To this day, nobody was held accountable for the error, nor for the decision by the department, under former Minister Blackburn, to keep the matter quiet once discovered. We aren’t certain if the department simply assumed the matter would never be uncovered, and that the government wouldn’t be on the hook for the amounts owed to veterans. This is a perfect example of why we need offices like the Veterans Affairs Ombudsman. We need people to advocate for those who have given so much of themselves for their country.

The approximately $1 billion in compensation is the result of the settlement between the class action complainants and the Government of Canada. It includes the $165 million already earmarked for the previously noted compensation program, and $817 million in compensation, which includes interest for the amounts owed but not paid to veterans.

It’s a perfect example of why honesty is always the best policy. The department could have come clean about the error, informed veterans, and came up with a plan to compensate them in 2010 or 2011. Instead, it was swept under the rug, forcing the Ombudsman to discover the error, and again forcing veterans to take the government to court.
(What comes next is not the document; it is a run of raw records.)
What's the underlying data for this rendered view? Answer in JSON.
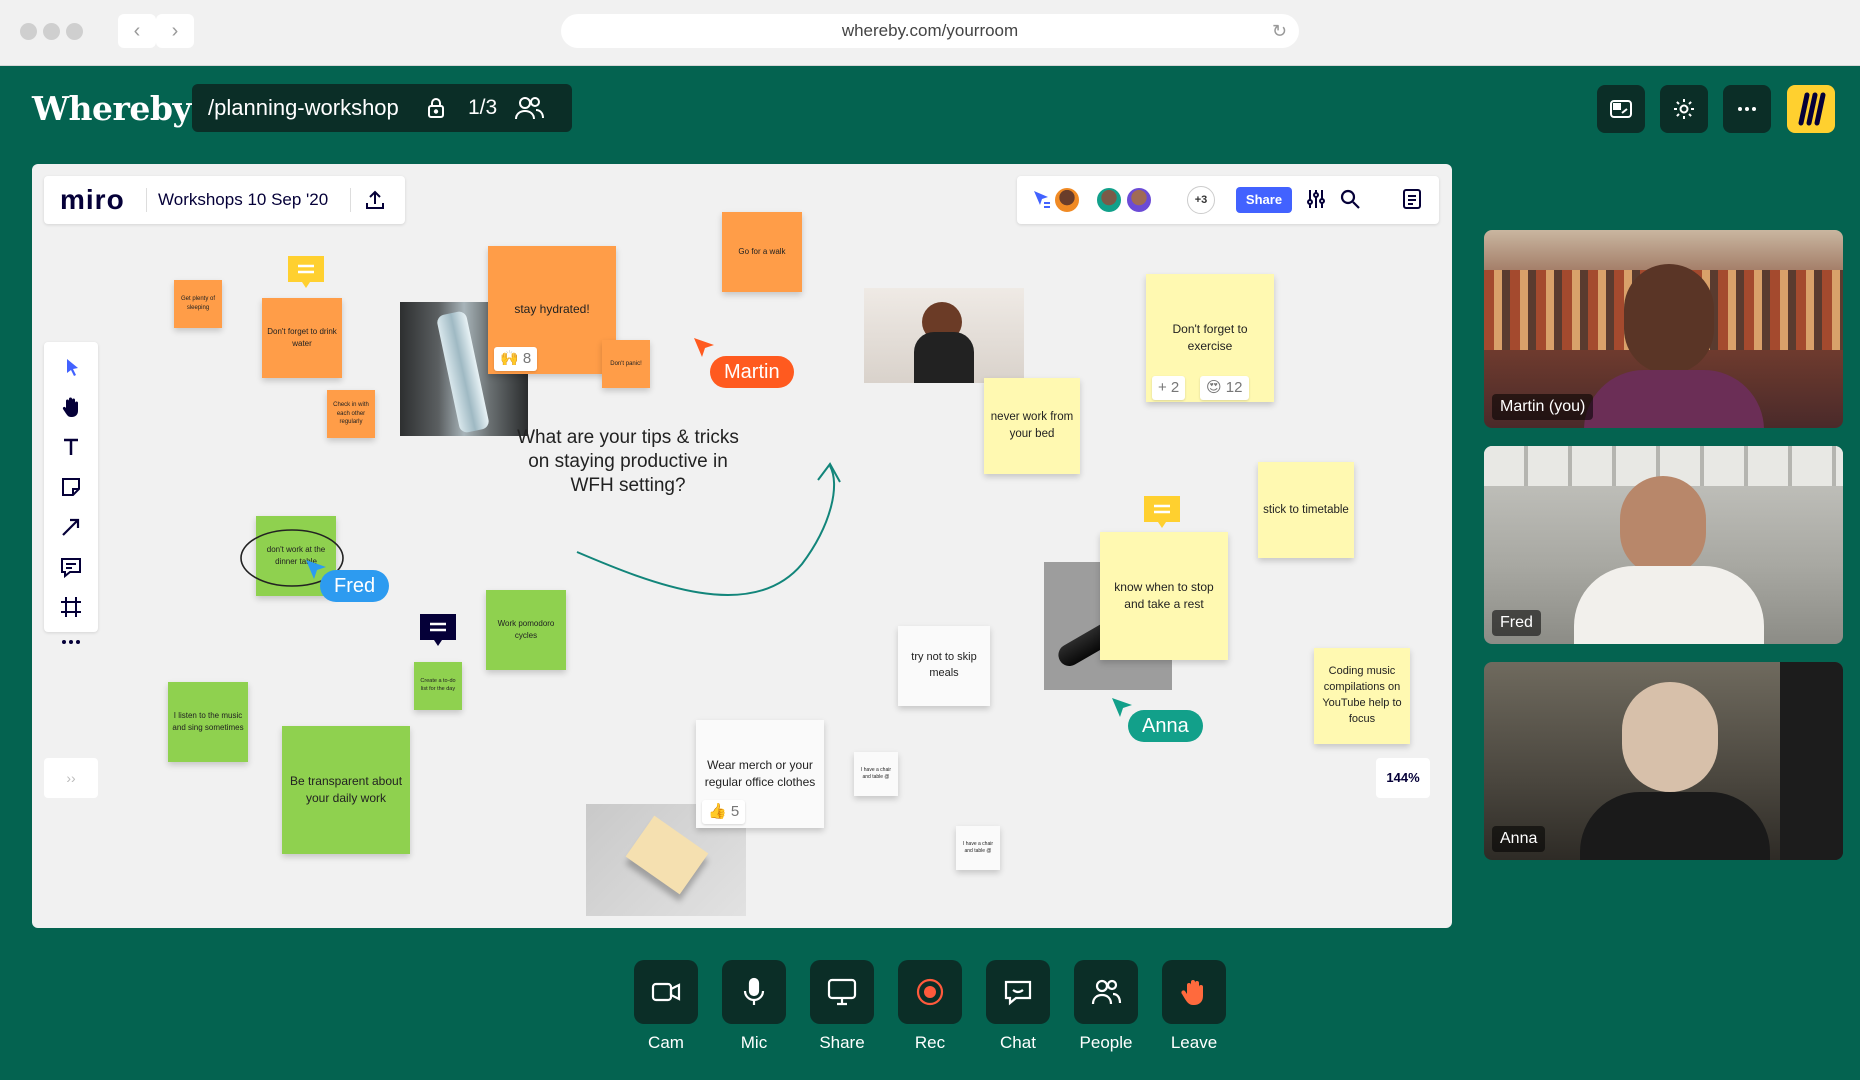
{
  "browser": {
    "url": "whereby.com/yourroom"
  },
  "header": {
    "brand": "Whereby",
    "room_name": "/planning-workshop",
    "participant_count": "1/3"
  },
  "miro": {
    "logo": "miro",
    "board_name": "Workshops 10 Sep '20",
    "more_collaborators": "+3",
    "share_label": "Share",
    "zoom": "144%"
  },
  "board": {
    "question": "What are your tips & tricks on staying productive in WFH setting?",
    "notes": {
      "sleep": "Get plenty of sleeping",
      "water": "Don't forget to drink water",
      "checkin": "Check in with each other regularly",
      "hydrated": "stay hydrated!",
      "dont_panic": "Don't panic!",
      "walk": "Go for a walk",
      "dinner_table": "don't work at the dinner table",
      "todo": "Create a to-do list for the day",
      "pomodoro": "Work pomodoro cycles",
      "music_sing": "I listen to the music and sing sometimes",
      "transparent": "Be transparent about your daily work",
      "merch": "Wear merch or your regular office clothes",
      "chair1": "I have a chair and table @",
      "chair2": "I have a chair and table @",
      "meals": "try not to skip meals",
      "bed": "never work from your bed",
      "exercise": "Don't forget to exercise",
      "stop_rest": "know when to stop and take a rest",
      "timetable": "stick to timetable",
      "coding_music": "Coding music compilations on YouTube help to focus"
    },
    "reactions": {
      "hydrated": "🙌 8",
      "merch": "👍 5",
      "exercise_plus": "+ 2",
      "exercise_heart": "😍 12"
    },
    "cursors": [
      {
        "name": "Martin",
        "color": "#ff5a1f"
      },
      {
        "name": "Fred",
        "color": "#2d9bf0"
      },
      {
        "name": "Anna",
        "color": "#12a08a"
      }
    ]
  },
  "participants": [
    {
      "name": "Martin (you)"
    },
    {
      "name": "Fred"
    },
    {
      "name": "Anna"
    }
  ],
  "controls": [
    {
      "label": "Cam",
      "icon": "camera-icon"
    },
    {
      "label": "Mic",
      "icon": "microphone-icon"
    },
    {
      "label": "Share",
      "icon": "screen-share-icon"
    },
    {
      "label": "Rec",
      "icon": "record-icon"
    },
    {
      "label": "Chat",
      "icon": "chat-icon"
    },
    {
      "label": "People",
      "icon": "people-icon"
    },
    {
      "label": "Leave",
      "icon": "wave-hand-icon"
    }
  ],
  "colors": {
    "app_bg": "#046350",
    "dark_button": "#0b2e27",
    "miro_share": "#4262ff",
    "sticky_orange": "#ff9d48",
    "sticky_yellow": "#fff9b1",
    "sticky_green": "#8fd14f"
  }
}
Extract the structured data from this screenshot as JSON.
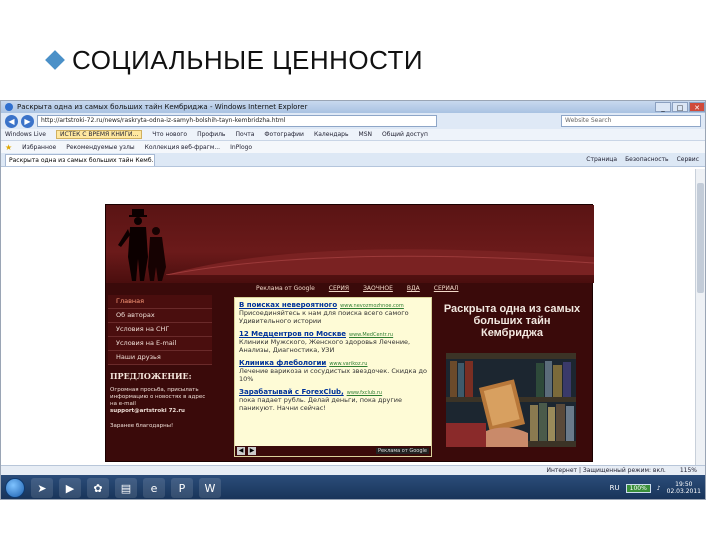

Whether by cutting red tape to make it easier for veterans to access the services they need, to reversing the privatization of rehabilitation and mental health services or eliminating the sexist golddigger clause that prevents spouses from accessing veterans’ benefits, we need to make things easier for the people who have served our nation. It’s exhausting hearing about the number of hoops veterans need to jump through just to be treated with dignity and respect by their government.